La filière du bois en Picardie : un secteur en mutation
La filière du bois en Picardie est un acteur majeur du développement territorial. Elle est néanmoins confrontée aujourd’hui à de multiples défis : encourager les entreprises de seconde transformation du bois, répondre aux nouveaux besoins et normes, etc. La filière en Picardie s’est ainsi structurée et de nombreuses stratégies régionales et nationales ont vu le jour afin de l’accompagner vers l’avenir.
La France est le troisième pays forestier de l’Union européenne. La filière du bois réalise 50 milliards de chiffre d’affaires et emploie plus de 450 000 personnes. Actuellement, le pays exporte du bois brut dit “grumes” et importe massivement des produits transformés à base de bois. Cette configuration a conduit à la fuite d’une part importante de la valeur ajoutée liée à la transformation du bois. Résultat ? Un déficit de la balance commerciale de la filière de l’ordre de 6 milliards d’euros, qui s’ajoute aux difficultés déjà rencontrées par le secteur suite aux crises économiques successives. La filière du bois en Picardie n’échappe pas à ce cas de figure. Avec 350 000 hectares de forêts, la région a un taux de boisement relativement faible par rapport à la moyenne nationale (17,9% contre 28,6%). Elle se distingue néanmoins grâce à ses forêts de qualité qui produisent des bois issus des feuillus (chêne, hêtre et peuplier) même si ces ressources sont encore sousexploitées. La filière du bois regroupe un grand nombre d’acteurs : les propriétaires forestiers, la sylviculture, les entreprises de première transformation ainsi que les entreprises de deuxième transformation. Au total, cela représente plus de 3 300 établissements. La récolte de bois picard représente 3,16% de la récolte nationale. Si ce volume évolue peu, la part du bois d’industrie et celle du bois d’énergie progresse, surtout pour le bois bûche, à l’inverse du bois d’oeuvre qui baisse. La filière représente donc pour la région un fort potentiel de développement territorial qu’il s’agisse de création d’emplois, de compétitivité économique ou de développement durable. De nombreuses stratégies se sont donc développées ces dernières années afin d’accompagner le secteur.
Des stratégies de développement
La Picardie a tout d’abord misé sur le développement de sa filière bois énergie dés le vote en janvier 2007, du Plan régional énergie-climat (PREC) où la région s’est engagée à diviser par quatre ses émissions de gaz à effet de serre.

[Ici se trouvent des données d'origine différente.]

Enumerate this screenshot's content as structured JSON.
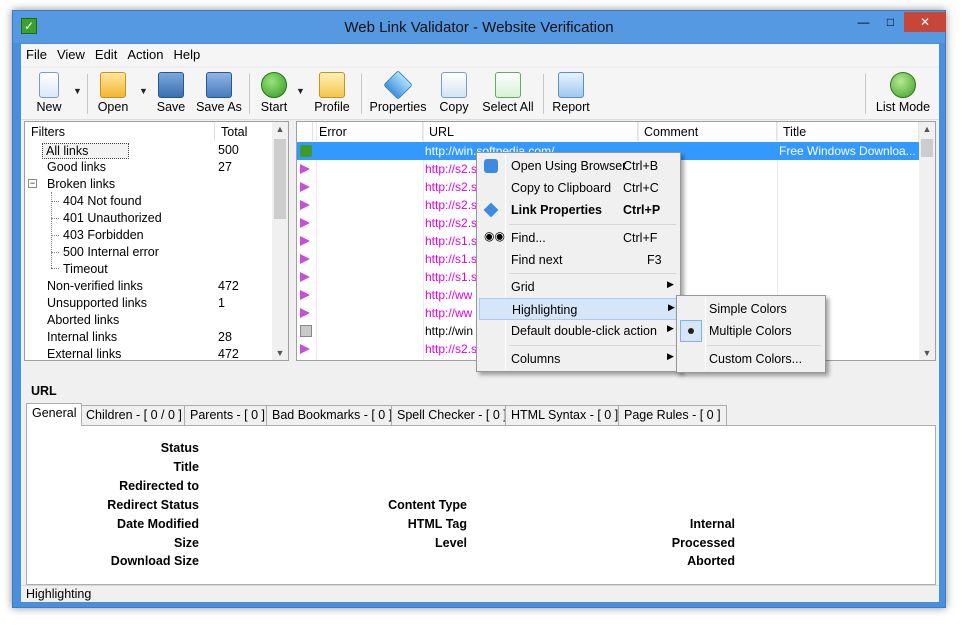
{
  "window": {
    "title": "Web Link Validator - Website Verification"
  },
  "menubar": [
    "File",
    "View",
    "Edit",
    "Action",
    "Help"
  ],
  "toolbar": {
    "new": "New",
    "open": "Open",
    "save": "Save",
    "save_as": "Save As",
    "start": "Start",
    "profile": "Profile",
    "properties": "Properties",
    "copy": "Copy",
    "select_all": "Select All",
    "report": "Report",
    "list_mode": "List Mode"
  },
  "filters": {
    "headers": {
      "name": "Filters",
      "total": "Total"
    },
    "rows": [
      {
        "name": "All links",
        "count": "500"
      },
      {
        "name": "Good links",
        "count": "27"
      },
      {
        "name": "Broken links",
        "count": ""
      },
      {
        "name": "404 Not found",
        "count": ""
      },
      {
        "name": "401 Unauthorized",
        "count": ""
      },
      {
        "name": "403 Forbidden",
        "count": ""
      },
      {
        "name": "500 Internal error",
        "count": ""
      },
      {
        "name": "Timeout",
        "count": ""
      },
      {
        "name": "Non-verified links",
        "count": "472"
      },
      {
        "name": "Unsupported links",
        "count": "1"
      },
      {
        "name": "Aborted links",
        "count": ""
      },
      {
        "name": "Internal links",
        "count": "28"
      },
      {
        "name": "External links",
        "count": "472"
      }
    ]
  },
  "links": {
    "headers": {
      "error": "Error",
      "url": "URL",
      "comment": "Comment",
      "title": "Title"
    },
    "rows": [
      {
        "url": "http://win.softpedia.com/",
        "title": "Free Windows Downloa..."
      },
      {
        "url": "http://s2.s",
        "title": ""
      },
      {
        "url": "http://s2.s",
        "title": ""
      },
      {
        "url": "http://s2.s",
        "title": ""
      },
      {
        "url": "http://s2.s",
        "title": ""
      },
      {
        "url": "http://s1.s",
        "title": ""
      },
      {
        "url": "http://s1.s",
        "title": ""
      },
      {
        "url": "http://s1.s",
        "title": ""
      },
      {
        "url": "http://ww",
        "title": ""
      },
      {
        "url": "http://ww",
        "title": ""
      },
      {
        "url": "http://win",
        "title": ""
      },
      {
        "url": "http://s2.s",
        "title": ""
      }
    ]
  },
  "context_menu": {
    "items": [
      {
        "label": "Open Using Browser",
        "key": "Ctrl+B"
      },
      {
        "label": "Copy to Clipboard",
        "key": "Ctrl+C"
      },
      {
        "label": "Link Properties",
        "key": "Ctrl+P"
      },
      {
        "label": "Find...",
        "key": "Ctrl+F"
      },
      {
        "label": "Find next",
        "key": "F3"
      },
      {
        "label": "Grid",
        "key": ""
      },
      {
        "label": "Highlighting",
        "key": ""
      },
      {
        "label": "Default double-click action",
        "key": ""
      },
      {
        "label": "Columns",
        "key": ""
      }
    ]
  },
  "highlight_submenu": {
    "items": [
      {
        "label": "Simple Colors"
      },
      {
        "label": "Multiple Colors"
      },
      {
        "label": "Custom Colors..."
      }
    ],
    "selected": "Multiple Colors"
  },
  "details": {
    "section_label": "URL",
    "tabs": [
      "General",
      "Children - [ 0 / 0 ]",
      "Parents - [ 0 ]",
      "Bad Bookmarks - [ 0 ]",
      "Spell Checker - [ 0 ]",
      "HTML Syntax - [ 0 ]",
      "Page Rules - [ 0 ]"
    ],
    "col1": [
      "Status",
      "Title",
      "Redirected to",
      "Redirect Status",
      "Date Modified",
      "Size",
      "Download Size"
    ],
    "col2": [
      "Content Type",
      "HTML Tag",
      "Level"
    ],
    "col3": [
      "Internal",
      "Processed",
      "Aborted"
    ]
  },
  "statusbar": {
    "text": "Highlighting"
  }
}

Pour ce faire, le conseil régional, en partenariat avec l’Ademe, a notamment axé ses actions sur le développement des énergies biomasses, telle la filière bois-énergie. Cela consiste à exploiter le potentiel énergétique de la ressource en bois pour chauffer des bâtiments. De nombreuses chaufferies bois collectives, qui reposent pour le combustible sur le granulé et les plaquettes ou bois déchiqueté sont actuellement en service ou en construction sur toute la Picardie. La commune de Holnon dans l’Aisne dispose ainsi d’une chaufferie bois permettant de chauffer et produire l’eau chaude de plusieurs bâtiments publics.
Ces solutions qui permettent d’éviter le rejet de 310 tonnes de CO2 par an, sont beaucoup plus économiques que les autres combustibles, et créent 4 fois plus d’emploi que les filières d’énergies fossiles. Toujours dans l’optique de développer le secteur, en février 2010, un contrat de filière interrégionale a été signé entre les régions Picardie et Nord-Pas-de-Calais. L’objectif était d’apporter un soutien accru au développement de la filière bois, tant au niveau économique, environnemental que social, notamment en fédérant ses différents acteurs. L’animation du contrat filière et du pôle d’excellence régionale bois, développé en région Nord-Pas-de- Calais, fut confiée à l’Interprofession Nord Picardie Bois, qui coordonne la mobilisation et la structuration de tous les acteurs de la filière.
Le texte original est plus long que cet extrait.